Mumbai. The Central Government’s decision to halve the basic import duty on crude edible oils—palm oil, soybean oil, and sunflower oil—is expected to make imports cheaper in the coming months. Indian processors may attempt to pass on this cost benefit to common consumers. As the import duty on refined edible oils remains unchanged, domestic refiners will face less competition from imported refined oils.
However, fluctuations in domestic edible oil prices continue to be influenced by price movements in supplier countries. Currently, palm oil prices are relatively soft in Indonesia and Malaysia, contributing to stability in soybean oil prices in Argentina and Brazil. In Brazil, soybean harvesting and post-harvest operations have been completed, while in Argentina, about 15–20 percent of the crop is yet to be harvested.
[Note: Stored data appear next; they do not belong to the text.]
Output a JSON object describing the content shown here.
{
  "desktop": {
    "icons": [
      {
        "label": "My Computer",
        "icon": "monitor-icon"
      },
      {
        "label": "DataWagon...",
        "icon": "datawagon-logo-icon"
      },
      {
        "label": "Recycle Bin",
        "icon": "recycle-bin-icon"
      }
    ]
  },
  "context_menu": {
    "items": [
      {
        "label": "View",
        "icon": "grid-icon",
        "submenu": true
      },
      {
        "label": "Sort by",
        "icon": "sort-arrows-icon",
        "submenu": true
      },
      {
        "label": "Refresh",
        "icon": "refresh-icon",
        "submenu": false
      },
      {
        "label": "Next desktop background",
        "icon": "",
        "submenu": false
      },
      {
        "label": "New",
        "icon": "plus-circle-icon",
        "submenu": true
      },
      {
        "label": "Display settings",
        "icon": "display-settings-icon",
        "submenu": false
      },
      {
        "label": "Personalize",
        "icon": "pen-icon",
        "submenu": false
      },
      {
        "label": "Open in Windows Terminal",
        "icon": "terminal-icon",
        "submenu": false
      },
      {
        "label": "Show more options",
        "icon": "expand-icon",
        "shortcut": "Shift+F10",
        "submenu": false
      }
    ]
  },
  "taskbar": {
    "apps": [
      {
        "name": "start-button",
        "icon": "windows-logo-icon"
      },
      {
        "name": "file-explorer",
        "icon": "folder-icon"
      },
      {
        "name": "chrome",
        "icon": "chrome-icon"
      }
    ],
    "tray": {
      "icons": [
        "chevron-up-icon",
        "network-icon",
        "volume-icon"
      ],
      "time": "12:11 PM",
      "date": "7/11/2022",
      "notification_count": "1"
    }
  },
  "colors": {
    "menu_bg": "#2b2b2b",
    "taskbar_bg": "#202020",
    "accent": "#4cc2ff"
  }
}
Meanwhile, soybean sowing in the United States is nearing completion.
The sunflower crop in the Black Sea region—Russia, Ukraine, and Romania—is progressing well, and harvesting is expected to begin in a few weeks. Although sunflower oil imports were low in India until April 2025, they saw a rise in May. Crude palm oil imports are also expected to increase during June and July. With palm oil stocks rising in Malaysia, there is likely to be price pressure, prompting Indonesia to keep its prices competitive as well.
Indian refiners are closely monitoring soybean oil prices in Argentina and Brazil. If international prices remain stable or decline further, domestic edible oil prices could see some softening in the near future.